Wednesday, November 17, 2010

Galilee

The Sea of Galilee

 Remains of Capernum
Capernum is where Jesus preached at the synagogue, healed Peter's mother-in-law, the centurion's servant, recruited his first disciples (fisherman).
view of the Mount of Beatitudes

 public bus stop
 My lunch and supper all in one.
This hotdog was loaded with chili, onions, beets, cabbage, pickles, cucumbers and tomatoes.  $4 cdn
Just before entering the remains of Capernum
 Actor portraying a carpenter/master builder from Jesus' time.
Nazareth Village
 Matthew 5:14 "You are the Light of the World"
this oil burner is from 1st century AD
 This is our water purification system.  5 drops of each, react for 5 mins and pour into 1 litre of water.  We're told we don't need it in Israel, but it's become habit after using it in Egypt and Jordan.
Matthew 7:13 "Enter through the narrow gate; for the gate is wide and the way is broad that leads to destruction, and there are many who enter through it."
The big gate was for animals, like camels.  the smaller gate was for people.
 Olive Press from the 1st century
 Synagogue from 1st century
November 17, 2010
Today we took the public bus to an intersection around the side of the Sea of Galilee.  Then we walked for 40 minutes to get to the remains of Capernum.  By 9 am it was over 30 degrees and no shade.  After viewing the site, the walk back to the bus, uphill took us an hour.  We had a lovely view of the Mount of Beatitudes, and despite the hot sun, it was a beautiful walk along the sea (lake).  We came upon a number of rock hyrax on our walk, a mammal native to Africa.  http://en.wikipedia.org/wiki/Rock_Hyrax There are only 4 species f hyrax.

Then we took the bus in the other direction to Nazareth, a bustling city because today was the first day of a 4 day muslim holiday.  Plenty of kids on the streets, obviously no school.  This holiday, called Eid-Ul-Adha, is Festival of Sacrifice marking the day after Arafat. The Day of Arafat is the most important day in the Hajj ritual.  Seems to me guns are part of this celebration as boys, as young as 2 and even teenagers, were walking around with guns - toys I presume.  But unsettling nonetheless.  Cana and Nazareth are definitely arab towns now.  
We went to Nazareth Village, a traditional Galilean village reconstructed with actors.  It was well done, we saw the wine press and olive press, shepherds with a flock, synagogue, houses, carpenter, vineyard.  It brought to life some of the parables for sure.

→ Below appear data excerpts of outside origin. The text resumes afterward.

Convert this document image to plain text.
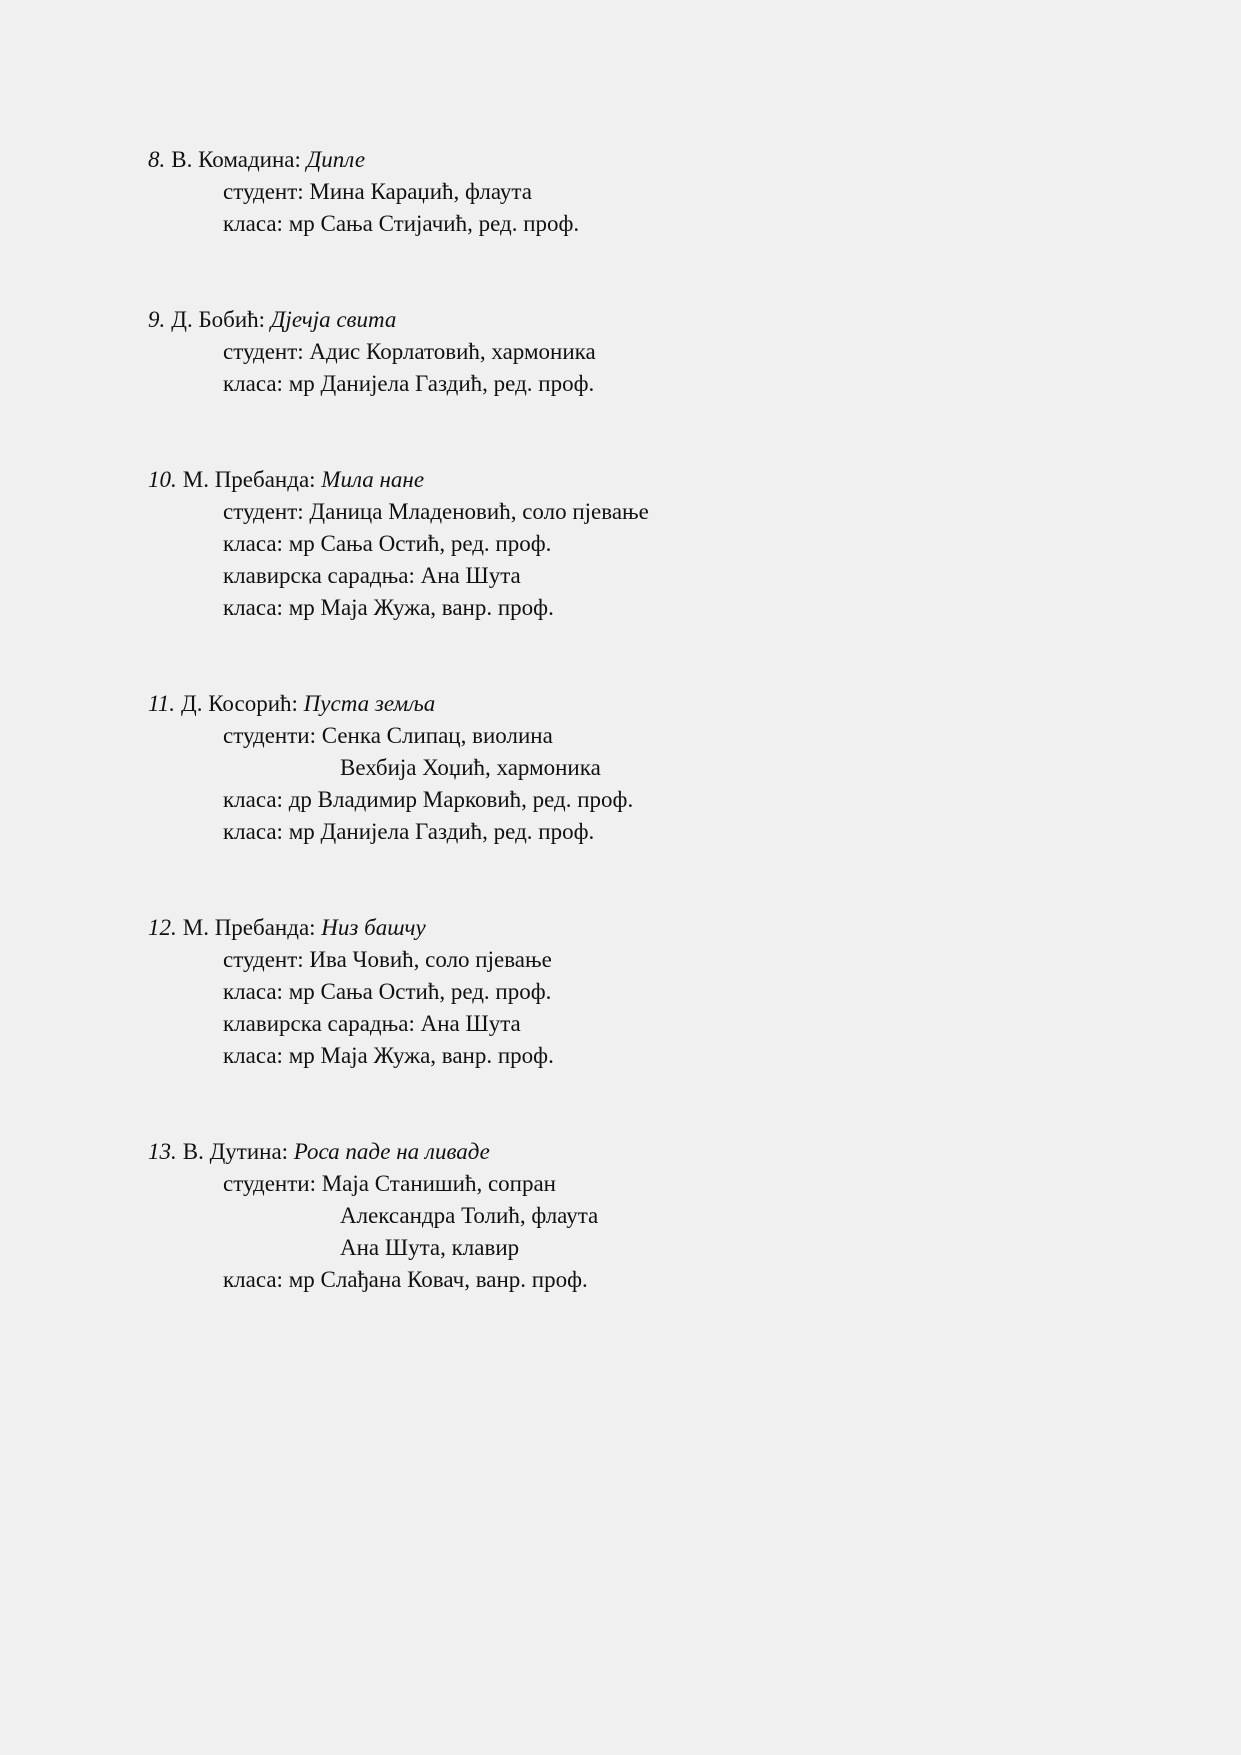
8. В. Комадина: Дипле
студент: Мина Караџић, флаута
класа: мр Сања Стијачић, ред. проф.
9. Д. Бобић: Дјечја свита
студент: Адис Корлатовић, хармоника
класа: мр Данијела Газдић, ред. проф.
10. М. Пребанда: Мила нане
студент: Даница Младеновић, соло пјевање
класа: мр Сања Остић, ред. проф.
клавирска сарадња: Ана Шута
класа: мр Маја Жужа, ванр. проф.
11. Д. Косорић: Пуста земља
студенти: Сенка Слипац, виолина
Вехбија Хоџић, хармоника
класа: др Владимир Марковић, ред. проф.
класа: мр Данијела Газдић, ред. проф.
12. М. Пребанда: Низ башчу
студент: Ива Човић, соло пјевање
класа: мр Сања Остић, ред. проф.
клавирска сарадња: Ана Шута
класа: мр Маја Жужа, ванр. проф.
13. В. Дутина: Роса паде на ливаде
студенти: Маја Станишић, сопран
Александра Толић, флаута
Ана Шута, клавир
класа: мр Слађана Ковач, ванр. проф.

We had a 45 minute wait for our bus back to Tiberas and had the pleasure of sitting and people watching.  We were on the main drag of Nazareth and it was crowded with people and vehicles.  Apparently people "cruise main" here, just as they do in small town Manitoba.  Lots of young guys with their tunes booming out of their cars, checking to see if the people sitting along the streets were watching them.  Lots of boys around the ages 10-14, most with terrible haircuts, they're doing this unsightly spiking thing with their hair, but they thought they looked so cool.  Ah, the things you miss about regular life in other countries when you take a tour.  Public transportation offers a window into the daily life of the locals.


I'm glad I came to Israel, it's something to see and experience.  But to consider it a historical holy land tour would be disappointing.  Nothing looks like it did at Jesus' time and christians have foolishly (in my opinion) plunked churches on every location of any historical significance.  While I rant on that, I should mention that all these churches do not permit you entry if your shoulders or knees are showing.  I have little patience of legalism.  They say it's because it's a holy site.  Well, if you believe you have the holy spirit, then your body is a holy site.  God created Adam and Eve naked and they were good.  I hardly think God is offended by my knees.  On the contrary, He's more likely nodding His head saying, "I made those knees, they're awesome!"  End rant.